Oct 14, 2007 19:24
With the review one old e-mail, I found the ability to shed a tear of someone who is unbelievably in love.
This is one love that has been feeding to me steadily for the past two-and-a-half years, and it has always sent the same message: I'm here for you and I'm not leaving. In fact, I'll even fight for you and with you and will put up with you in your worst days and enjoy you all the rest.
Sometimes I can't hear or feel it, and that's when I get emo and frustrated and post secret entries on here about my rather silly reactions. I'm a loveleech; I crave to feel it at every moment and at all times. And sure, God loves me like that, but it's almost like He has to because He is love; however, what I'm talking about is the human connection of love.
What about when it's voluntary and still persists? That's what convinces me now.
With all the expectations and rules given in life, I naturally drift toward the unusual and unexpected. Lately I have felt as though I am a Lone Renegade and the people in all spectrums in my life will forever argue over whose fault that is. Frankly, I don't take sides on this issue anymore; I've found that people will react differently to the same thing and hate or love you based on what you do sometimes. And if it's not labelled as 'hate', estrangement is a pretty accurate description of what it is.
I can't control how people feel about me - opinions are in the eye of the opinioner. My views have been broadened since I saw the world outside my tiny box (literally and figuratively), and I'm not ashamed of what I've learned. It heightened my pride in the sense that now I am humbled to how limited my vision used to be to the hearts of other people.
For my part, I'm doing whatever I can to fulfill "loving with all of my heart, soul, and mind." Please who it may, putrify who it might, it's the way it is. If someone tries to tell me that love is a wicked and cruel thing, I will leave you to your opinion and hope that someday, we can talk about it and maybe reach an accord. Just realise that to me, what you say will always be your opinion, and the next guy might hold the same values and see it completely differently.
Maybe I'm just that 'next guy'. Maybe I misunderstand the world the way it "really" is, but isn't there a chance that you do, too? Someone who lives blind still lives, and they still have value. Give them reading glasses all you want, but you can't change who they are or their 'condition' (as you may perceive it to be). Teach them about the world as you see it, but don't expect them to walk the way you walk or feel strongly about the colour difference of black and white. They just don't know because their world is their own--every day is felt and lived entirely different from your own.
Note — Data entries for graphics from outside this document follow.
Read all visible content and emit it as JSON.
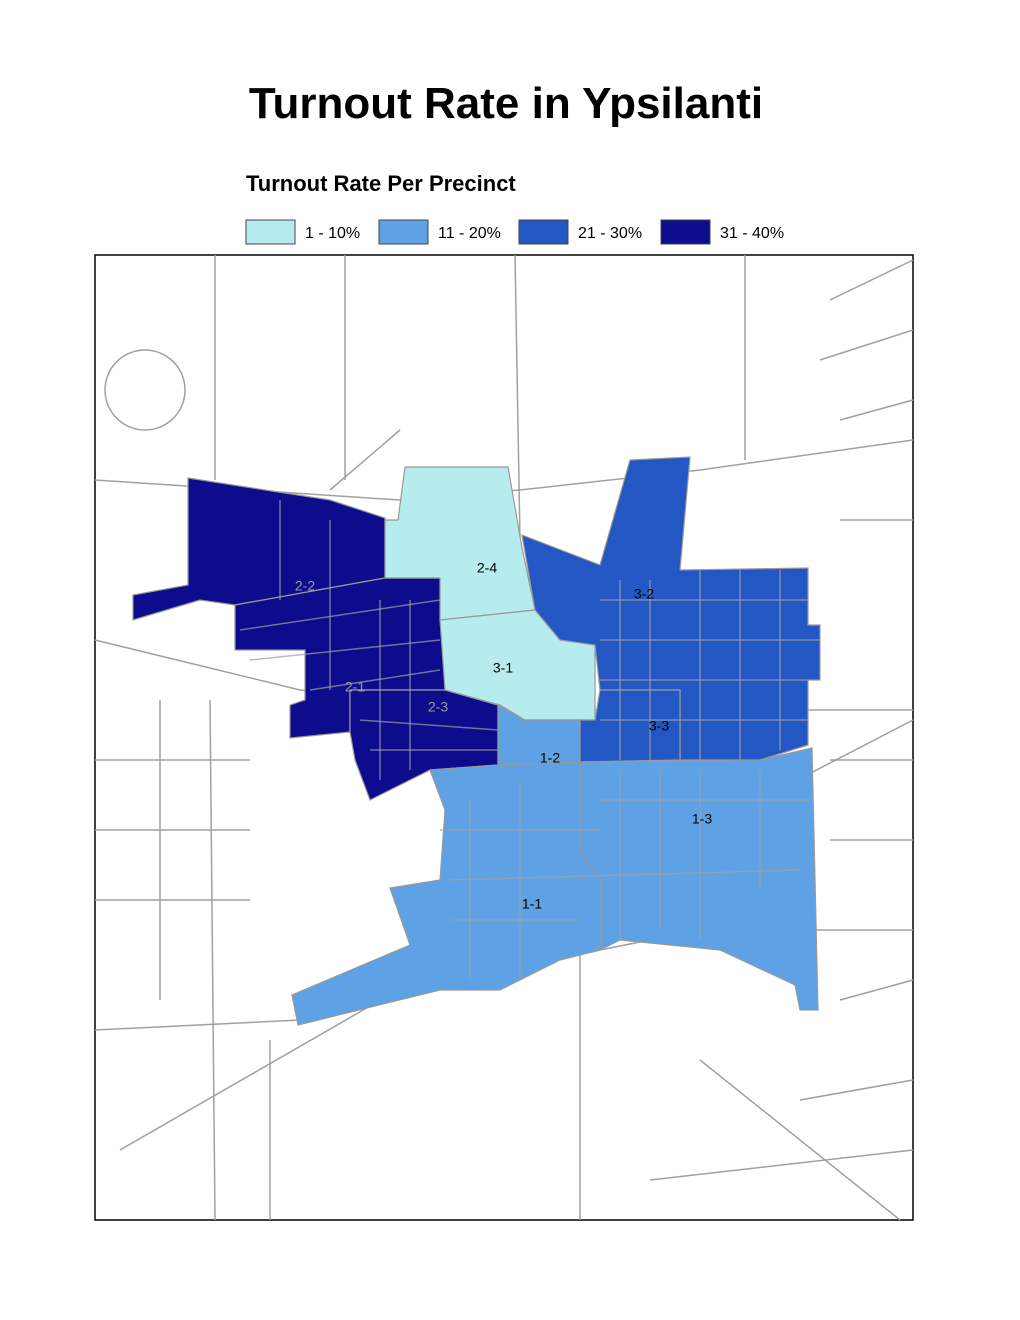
{
  "title": "Turnout Rate in Ypsilanti",
  "legend": {
    "title": "Turnout Rate Per Precinct",
    "items": [
      {
        "label": "1 - 10%",
        "color": "#b6eced"
      },
      {
        "label": "11 - 20%",
        "color": "#5ea1e5"
      },
      {
        "label": "21 - 30%",
        "color": "#2358c4"
      },
      {
        "label": "31 - 40%",
        "color": "#0c0c8c"
      }
    ]
  },
  "precincts": [
    {
      "label": "2-2",
      "color": "#0c0c8c"
    },
    {
      "label": "2-1",
      "color": "#0c0c8c"
    },
    {
      "label": "2-3",
      "color": "#0c0c8c"
    },
    {
      "label": "2-4",
      "color": "#b6eced"
    },
    {
      "label": "3-1",
      "color": "#b6eced"
    },
    {
      "label": "3-2",
      "color": "#2358c4"
    },
    {
      "label": "3-3",
      "color": "#2358c4"
    },
    {
      "label": "1-2",
      "color": "#5ea1e5"
    },
    {
      "label": "1-3",
      "color": "#5ea1e5"
    },
    {
      "label": "1-1",
      "color": "#5ea1e5"
    }
  ]
}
Are they wrong for being 'blind' in the first place? It's debatable, honestly. Who is calling them blind, you, or their Maker? Are they the same?? I should think not. Forcing a sightless person to picture the world as you interpret it will only give them a limited scope of what is available; you cannot ever supply the whole picture. Experience, patience, and yes, some guidance, might assist them in living life to the full.
But only God could provide that miracle of true sight for them. Who are we to think we have the power to turn hearts? I wish for once that someone would leave Him to it; perhaps that is the true blindness after all?!
Look, I don't know a thing, honestly. I'm just telling a world of images that I don't know answers, but I try my best to make life count. I'm finding my way through it; please be patient with me; this is how I do it.
I'm speaking my heart to the world, whomever that includes.
Quote of the day:
"Whenever I hear someone arguing for slavery, I feel a strong impulse to see it tried on him personally." - Abraham Lincoln
One hundred twelve hours until a long-awaited hug is requited! WOOT!!!!!!!!!!!